THE PAPER OF RECORD FLACKED FOR CLINTON
Dick Morris may not be outselling former co-President Hillary Clinton in their book war, but he has to be winning the grudge match that their near simultaneous release has sparked. The other day, he accused Bill Clinton of trying to beat him up. Today, he's whacking away at the NY Times, accusing them of volunteering to work for Clinton's '96 re-election bid. Here's the tale:While working for President Clinton in 1996, I got a call from the Lelyveld's office. Naturally, I agreed to a meeting the Times' chief to "get to know one another."
As Clinton's chief political adviser, I knew the request had something to do with the White House. But I was surprised to be asked by Lelyveld and a Times reporter to help them get an exclusive interview with the president. "We've tried for months and come up empty," the editor pleaded. "Can you help get it done?"
I spoke of Clinton's sensitivity to criticism from the Times and how he had bristled particularly at Raines, then running the editorial page. A worried frown clouded the editor's formerly sunny face. "You know," he assured me sotto voce, "we don't think that the public cares about what happened back in Arkansas."
So they basically sacked Whitewater--a scandal that the Times itself ignited on its own pages. Morris says the Times ran no stories on Clinton's myriad scandals for the entire two months leading up to election '96. Then, to make sure that Clinton would be presented in the best possible light, they advanced him the questions for an interview that would become the basis for a glowing profile.
Then my phone rang. It was the reporter who had sat with his editor in my hotel suite. I'd known him for some time, and he was calling to tell me that he would be conducting the interview. I congratulated him, and he invited me for a drink.
As I crossed through Lafayette Park to get from the White House to the Hay Adams Hotel to meet him, I wondered why he wanted to talk before the interview.
After some light chatter over drinks, he began, casually, to tell me the questions he was going to ask. "I'll ask him what are his proudest achievements, what he's most ashamed of, why he thought he lost the Congress [in the 1994 elections], what he proposed to do about Bosnia . . ."
A reporter briefing a presidential aide on the questions he was preparing to ask the president: This was about as common as it is for Nebraska to brief Miami on their football signals before the game. I couldn't believe my luck. Pushing my luck, I prompted him. "Why don't you ask him about . . . "

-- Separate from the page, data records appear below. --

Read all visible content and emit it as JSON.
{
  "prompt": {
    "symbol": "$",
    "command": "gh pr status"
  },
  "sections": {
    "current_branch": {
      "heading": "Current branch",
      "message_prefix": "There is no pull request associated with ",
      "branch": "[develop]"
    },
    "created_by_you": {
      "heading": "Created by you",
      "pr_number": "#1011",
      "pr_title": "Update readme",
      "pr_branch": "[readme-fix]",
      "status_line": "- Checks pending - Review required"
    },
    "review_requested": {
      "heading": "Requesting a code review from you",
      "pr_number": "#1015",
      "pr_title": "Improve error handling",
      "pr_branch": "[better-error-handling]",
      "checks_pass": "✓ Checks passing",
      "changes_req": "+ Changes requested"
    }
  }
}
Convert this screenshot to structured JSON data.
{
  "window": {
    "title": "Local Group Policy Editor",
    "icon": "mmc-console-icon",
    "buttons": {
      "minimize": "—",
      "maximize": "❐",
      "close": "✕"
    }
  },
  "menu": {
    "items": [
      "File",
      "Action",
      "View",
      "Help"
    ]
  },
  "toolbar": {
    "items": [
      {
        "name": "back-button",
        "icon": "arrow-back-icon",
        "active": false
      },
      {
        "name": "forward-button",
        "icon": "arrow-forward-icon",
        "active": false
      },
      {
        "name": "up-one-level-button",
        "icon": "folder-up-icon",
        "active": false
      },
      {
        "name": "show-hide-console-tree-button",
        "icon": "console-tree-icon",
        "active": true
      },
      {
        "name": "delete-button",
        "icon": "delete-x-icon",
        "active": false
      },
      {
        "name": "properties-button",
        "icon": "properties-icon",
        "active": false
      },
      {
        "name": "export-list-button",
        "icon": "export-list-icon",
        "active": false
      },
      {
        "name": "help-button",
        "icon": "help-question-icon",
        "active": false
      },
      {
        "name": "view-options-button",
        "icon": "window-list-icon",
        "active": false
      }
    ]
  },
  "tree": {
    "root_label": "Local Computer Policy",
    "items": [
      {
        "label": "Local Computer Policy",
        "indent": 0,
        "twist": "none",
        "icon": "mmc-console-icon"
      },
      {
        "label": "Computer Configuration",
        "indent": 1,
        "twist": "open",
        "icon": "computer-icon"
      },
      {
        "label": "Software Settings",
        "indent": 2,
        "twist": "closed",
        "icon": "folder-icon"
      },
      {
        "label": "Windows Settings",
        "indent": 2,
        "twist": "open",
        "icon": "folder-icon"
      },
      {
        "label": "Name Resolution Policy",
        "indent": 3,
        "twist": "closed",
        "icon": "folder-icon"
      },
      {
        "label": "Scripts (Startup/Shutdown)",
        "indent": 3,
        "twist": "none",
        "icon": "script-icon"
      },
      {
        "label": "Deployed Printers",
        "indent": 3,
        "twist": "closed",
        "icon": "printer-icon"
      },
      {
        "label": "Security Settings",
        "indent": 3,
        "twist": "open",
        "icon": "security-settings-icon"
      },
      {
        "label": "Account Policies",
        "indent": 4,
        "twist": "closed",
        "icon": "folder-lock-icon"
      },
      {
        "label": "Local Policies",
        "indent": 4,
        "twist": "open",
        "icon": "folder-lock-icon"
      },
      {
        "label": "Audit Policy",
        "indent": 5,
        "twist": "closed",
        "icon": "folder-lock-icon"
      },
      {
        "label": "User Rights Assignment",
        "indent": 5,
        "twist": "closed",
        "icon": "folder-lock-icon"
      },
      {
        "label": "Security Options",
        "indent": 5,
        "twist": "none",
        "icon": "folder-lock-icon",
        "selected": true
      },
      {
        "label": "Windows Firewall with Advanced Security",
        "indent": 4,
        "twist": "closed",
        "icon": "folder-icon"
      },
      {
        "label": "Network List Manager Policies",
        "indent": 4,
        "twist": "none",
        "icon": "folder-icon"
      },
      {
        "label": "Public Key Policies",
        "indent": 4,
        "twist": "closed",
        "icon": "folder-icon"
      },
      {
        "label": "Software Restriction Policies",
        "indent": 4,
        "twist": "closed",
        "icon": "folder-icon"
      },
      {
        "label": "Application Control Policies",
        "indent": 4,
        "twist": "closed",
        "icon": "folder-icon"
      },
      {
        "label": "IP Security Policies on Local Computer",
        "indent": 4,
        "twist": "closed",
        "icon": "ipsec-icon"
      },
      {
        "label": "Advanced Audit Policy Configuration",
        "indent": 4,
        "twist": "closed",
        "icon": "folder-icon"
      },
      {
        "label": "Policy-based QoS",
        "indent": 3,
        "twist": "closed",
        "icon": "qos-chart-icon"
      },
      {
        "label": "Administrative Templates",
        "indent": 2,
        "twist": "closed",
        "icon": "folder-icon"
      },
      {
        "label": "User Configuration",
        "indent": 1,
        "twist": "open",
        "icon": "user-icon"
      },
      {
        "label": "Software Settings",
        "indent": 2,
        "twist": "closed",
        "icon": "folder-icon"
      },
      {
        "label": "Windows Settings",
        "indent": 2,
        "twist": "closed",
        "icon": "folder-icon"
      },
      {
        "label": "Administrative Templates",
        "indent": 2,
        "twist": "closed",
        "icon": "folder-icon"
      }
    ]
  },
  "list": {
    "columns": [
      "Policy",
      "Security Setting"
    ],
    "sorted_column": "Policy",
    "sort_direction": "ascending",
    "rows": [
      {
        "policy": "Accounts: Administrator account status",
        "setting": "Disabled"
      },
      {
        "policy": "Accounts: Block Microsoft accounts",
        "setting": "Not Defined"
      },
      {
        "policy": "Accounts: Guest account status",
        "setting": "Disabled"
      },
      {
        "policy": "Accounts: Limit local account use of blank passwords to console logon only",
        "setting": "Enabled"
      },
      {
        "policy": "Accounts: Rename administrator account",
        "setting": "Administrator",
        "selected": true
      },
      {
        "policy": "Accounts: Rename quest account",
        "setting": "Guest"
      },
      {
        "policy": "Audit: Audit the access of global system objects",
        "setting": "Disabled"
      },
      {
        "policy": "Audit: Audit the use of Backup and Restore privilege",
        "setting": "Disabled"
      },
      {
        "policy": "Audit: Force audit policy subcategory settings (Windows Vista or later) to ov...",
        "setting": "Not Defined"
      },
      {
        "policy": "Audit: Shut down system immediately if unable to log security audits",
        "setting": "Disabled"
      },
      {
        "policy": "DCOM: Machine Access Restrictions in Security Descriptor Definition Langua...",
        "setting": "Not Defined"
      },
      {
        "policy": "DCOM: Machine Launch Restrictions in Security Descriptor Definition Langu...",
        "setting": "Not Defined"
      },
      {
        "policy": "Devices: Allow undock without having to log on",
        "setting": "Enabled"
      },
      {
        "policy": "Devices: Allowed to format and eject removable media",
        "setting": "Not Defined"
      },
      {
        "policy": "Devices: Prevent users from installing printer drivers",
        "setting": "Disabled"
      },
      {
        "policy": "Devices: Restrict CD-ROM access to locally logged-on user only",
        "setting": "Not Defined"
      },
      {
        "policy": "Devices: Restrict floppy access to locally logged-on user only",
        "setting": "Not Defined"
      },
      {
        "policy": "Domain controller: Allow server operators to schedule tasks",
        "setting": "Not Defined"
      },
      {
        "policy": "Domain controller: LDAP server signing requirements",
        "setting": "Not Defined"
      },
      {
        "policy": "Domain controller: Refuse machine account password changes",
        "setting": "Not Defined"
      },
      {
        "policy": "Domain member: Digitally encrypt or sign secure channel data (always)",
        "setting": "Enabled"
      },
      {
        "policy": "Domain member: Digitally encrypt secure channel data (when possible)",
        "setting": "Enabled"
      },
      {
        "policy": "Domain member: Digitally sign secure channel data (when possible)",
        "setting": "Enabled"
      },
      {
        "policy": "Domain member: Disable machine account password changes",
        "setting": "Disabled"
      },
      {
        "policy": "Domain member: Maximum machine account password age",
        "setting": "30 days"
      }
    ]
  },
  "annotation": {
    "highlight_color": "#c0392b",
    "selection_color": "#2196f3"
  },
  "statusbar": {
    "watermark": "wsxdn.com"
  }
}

"Good idea," my obedient reporter/friend said as he jotted down notes.
The briefing before the interview wasn't even hard. Sitting on the couch with the president in his wing chair on my right in the Oval Office, I fed the reporter's questions to Clinton, and we worked out answers.
"What if he asks about Whitewater? Clinton wondered.
"He won't," I assured him. "He's told me exactly what he's going to ask."
Clinton couldn't believe his luck! Knowing what was coming, we came up with answers to hit the ball out of the park.
Folks, I've been both a journalist and a flack, and what the Times did here (if Morris is right) falls into the flacking game. It ain't journalism, or at least it shouldn't be called such. Advancing the questions gives the subject all the advantages of time and extended thought to prepare for them, and removes the element of surprise, which can lead to responses that are more revealing than anything that's canned or scripted. The resulting story is nothing more than a press release, but given the veneer of actual journalism it is much more powerful than any ordinary release. The Times deserved a paycheck equivalent to or even greater than the one Morris himself got paid to do PR work for Clinton, because that's exactly what it was doing.
Joseph Lelyveld, who both preceeded and has now succeeded the disgraced Howell Raines as the Times' executive editor, was according to Morris the man behind the Times' flacking gig. Lelyveld is largely responsible for pushing the Times onto the ideological road it has been on for some time now. He won't do anything to take it off that road. In fact, given the chance he'll probably find another Democrat to flack for in 2004. I assume John Kerry has already given him a call.